Game-specific quick notes
- Win vs rubenfdp — you built a kingside initiative, exchanged into a winning queen/pawn ending and promoted. Key idea to copy: create a passed pawn and use rooks/queen to clear files for promotion. Review this conversion pattern and the exact moment you committed to the pawn push — it was timed well.
- Loss vs rtynek — you had active pieces and tactical opportunities but lost on time. Objectively your position had decent attacking chances; the loss was mainly practical (clock). In blitz, simpler concrete plans + time awareness beat “calculate everything”.
Replay the two games to study critical moments:
Win (RubenFDP):
Loss (rtynek):
Short checklist for your next blitz session
- Before each game: 30 seconds to recall your opening plan (one or two pawn breaks, ideal knight squares).
- At move 10–15: check your clock — if below 1:30, simplify or choose safe plans to avoid time trouble.

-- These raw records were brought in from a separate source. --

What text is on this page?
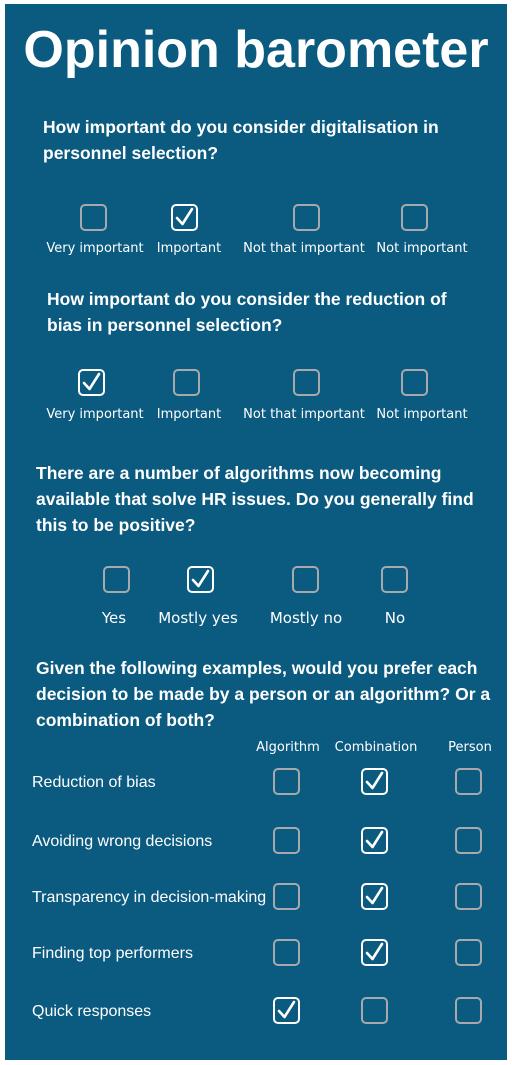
Opinion barometer
How important do you consider digitalisation in personnel selection?
How important do you consider the reduction of bias in personnel selection?
There are a number of algorithms now becoming available that solve HR issues. Do you generally find this to be positive?
Given the following examples, would you prefer each decision to be made by a person or an algorithm? Or a combination of both?
Very important Important Not that important Not important
Very important Important Not that important Not important
Yes Mostly yes Mostly no	No
Algorithm Combination Person
Reduction of bias
Avoiding wrong decisions
Transparency in decision-making
Finding top performers
Quick responses
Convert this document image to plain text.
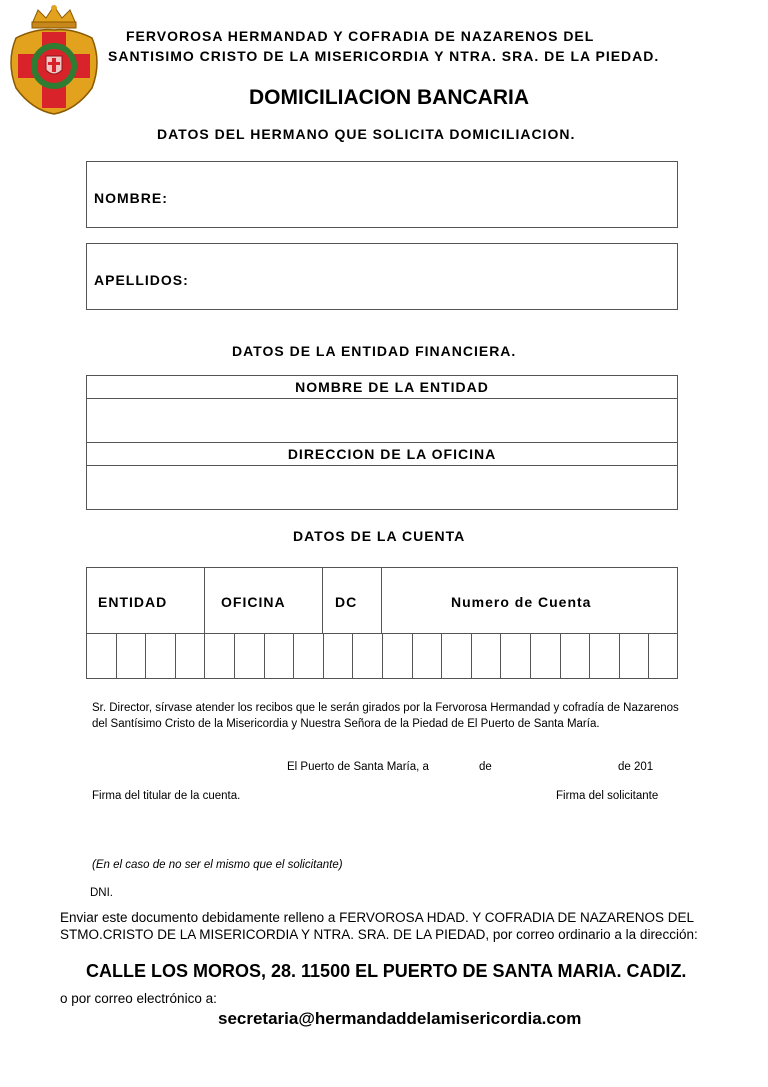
FERVOROSA HERMANDAD Y COFRADIA DE NAZARENOS DEL
SANTISIMO CRISTO DE LA MISERICORDIA Y NTRA. SRA. DE LA PIEDAD.
DOMICILIACION BANCARIA
DATOS DEL HERMANO QUE SOLICITA DOMICILIACION.
NOMBRE:
APELLIDOS:
DATOS DE LA ENTIDAD FINANCIERA.
NOMBRE DE LA ENTIDAD
DIRECCION DE LA OFICINA
DATOS DE LA CUENTA
ENTIDAD	OFICINA	DC	Numero de Cuenta
Sr. Director, sírvase atender los recibos que le serán girados por la Fervorosa Hermandad y cofradía de Nazarenos del Santísimo Cristo de la Misericordia y Nuestra Señora de la Piedad de El Puerto de Santa María.
El Puerto de Santa María, a	de	de 201
Firma del titular de la cuenta.	Firma del solicitante
(En el caso de no ser el mismo que el solicitante)
DNI.
Enviar este documento debidamente relleno a FERVOROSA HDAD. Y COFRADIA DE NAZARENOS DEL STMO.CRISTO DE LA MISERICORDIA Y NTRA. SRA. DE LA PIEDAD, por correo ordinario a la dirección:
CALLE LOS MOROS, 28. 11500 EL PUERTO DE SANTA MARIA. CADIZ.
o por correo electrónico a:
secretaria@hermandaddelamisericordia.com
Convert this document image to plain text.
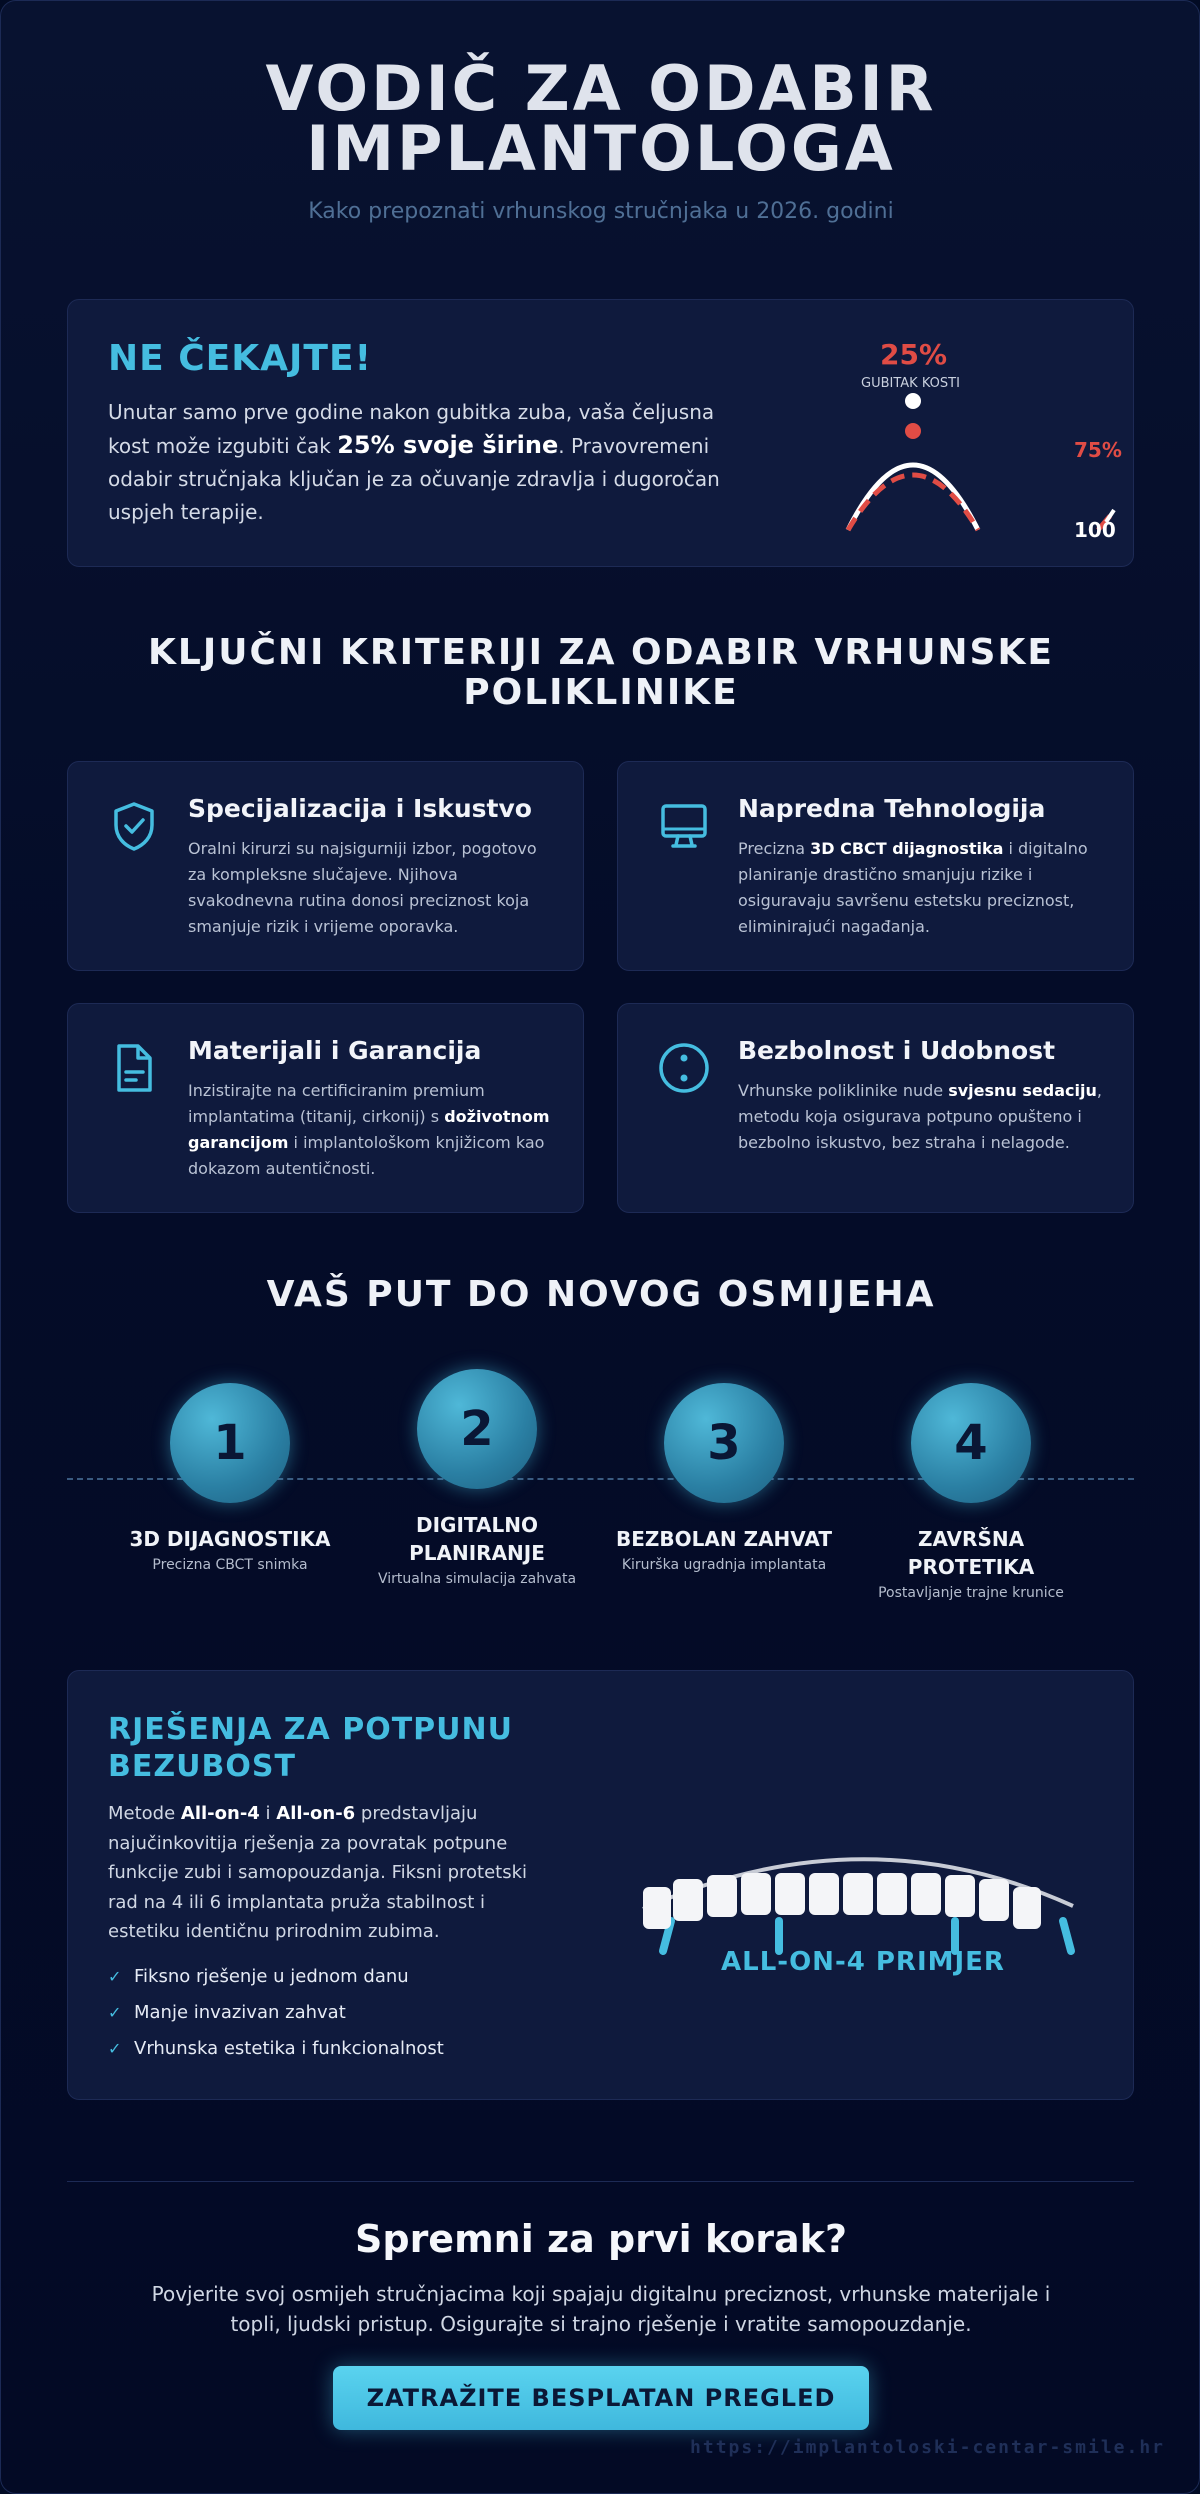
VODIČ ZA ODABIR IMPLANTOLOGA
Kako prepoznati vrhunskog stručnjaka u 2026. godini
NE ČEKAJTE!

Unutar samo prve godine nakon gubitka zuba, vaša čeljusna kost može izgubiti čak 25% svoje širine. Pravovremeni odabir stručnjaka ključan je za očuvanje zdravlja i dugoročan uspjeh terapije.

25%
GUBITAK KOSTI
75%
100
KLJUČNI KRITERIJI ZA ODABIR VRHUNSKE POLIKLINIKE
Specijalizacija i Iskustvo

Oralni kirurzi su najsigurniji izbor, pogotovo za kompleksne slučajeve. Njihova svakodnevna rutina donosi preciznost koja smanjuje rizik i vrijeme oporavka.

Napredna Tehnologija

Precizna 3D CBCT dijagnostika i digitalno planiranje drastično smanjuju rizike i osiguravaju savršenu estetsku preciznost, eliminirajući nagađanja.

Materijali i Garancija

Inzistirajte na certificiranim premium implantatima (titanij, cirkonij) s doživotnom garancijom i implantološkom knjižicom kao dokazom autentičnosti.

Bezbolnost i Udobnost

Vrhunske poliklinike nude svjesnu sedaciju, metodu koja osigurava potpuno opušteno i bezbolno iskustvo, bez straha i nelagode.

VAŠ PUT DO NOVOG OSMIJEHA
1
3D DIJAGNOSTIKA
Precizna CBCT snimka
2
DIGITALNO PLANIRANJE
Virtualna simulacija zahvata
3
BEZBOLAN ZAHVAT
Kirurška ugradnja implantata
4
ZAVRŠNA PROTETIKA
Postavljanje trajne krunice
RJEŠENJA ZA POTPUNU BEZUBOST

Metode All-on-4 i All-on-6 predstavljaju najučinkovitija rješenja za povratak potpune funkcije zubi i samopouzdanja. Fiksni protetski rad na 4 ili 6 implantata pruža stabilnost i estetiku identičnu prirodnim zubima.

✓ Fiksno rješenje u jednom danu
✓ Manje invazivan zahvat
✓ Vrhunska estetika i funkcionalnost
ALL-ON-4 PRIMJER
Spremni za prvi korak?
Povjerite svoj osmijeh stručnjacima koji spajaju digitalnu preciznost, vrhunske materijale i topli, ljudski pristup. Osigurajte si trajno rješenje i vratite samopouzdanje.
ZATRAŽITE BESPLATAN PREGLED
https://implantoloski-centar-smile.hr
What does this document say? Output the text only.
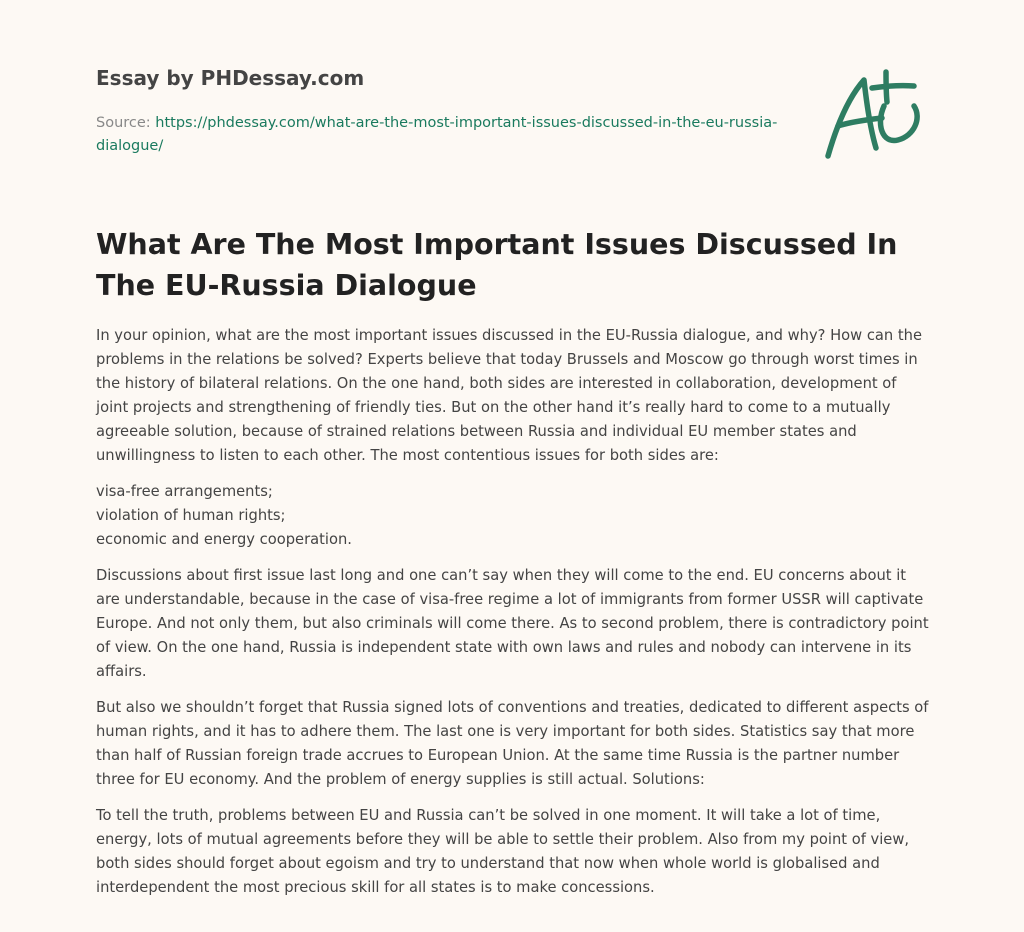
Essay by PHDessay.com
Source: https://phdessay.com/what-are-the-most-important-issues-discussed-in-the-eu-russia-dialogue/
What Are The Most Important Issues Discussed In The EU-Russia Dialogue

In your opinion, what are the most important issues discussed in the EU-Russia dialogue, and why? How can the problems in the relations be solved? Experts believe that today Brussels and Moscow go through worst times in the history of bilateral relations. On the one hand, both sides are interested in collaboration, development of joint projects and strengthening of friendly ties. But on the other hand it’s really hard to come to a mutually agreeable solution, because of strained relations between Russia and individual EU member states and unwillingness to listen to each other. The most contentious issues for both sides are:

visa-free arrangements;
violation of human rights;
economic and energy cooperation.

Discussions about first issue last long and one can’t say when they will come to the end. EU concerns about it are understandable, because in the case of visa-free regime a lot of immigrants from former USSR will captivate Europe. And not only them, but also criminals will come there. As to second problem, there is contradictory point of view. On the one hand, Russia is independent state with own laws and rules and nobody can intervene in its affairs.

But also we shouldn’t forget that Russia signed lots of conventions and treaties, dedicated to different aspects of human rights, and it has to adhere them. The last one is very important for both sides. Statistics say that more than half of Russian foreign trade accrues to European Union. At the same time Russia is the partner number three for EU economy. And the problem of energy supplies is still actual. Solutions:

To tell the truth, problems between EU and Russia can’t be solved in one moment. It will take a lot of time, energy, lots of mutual agreements before they will be able to settle their problem. Also from my point of view, both sides should forget about egoism and try to understand that now when whole world is globalised and interdependent the most precious skill for all states is to make concessions.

- When you have a clear material/positional edge: trade down to a straightforward winning endgame if possible.
- After a loss/win: 5 minutes to identify the single key mistake or the decisive plan you executed well.
Motivation & next milestone
Your strength-adjusted win rate is positive (~53%) and your short-term rating slope is up — you’re improving steadily. Focus on time control and endgame drills and you should see another +30–50 points in the coming months. Keep the habits above and review 2 games after each session.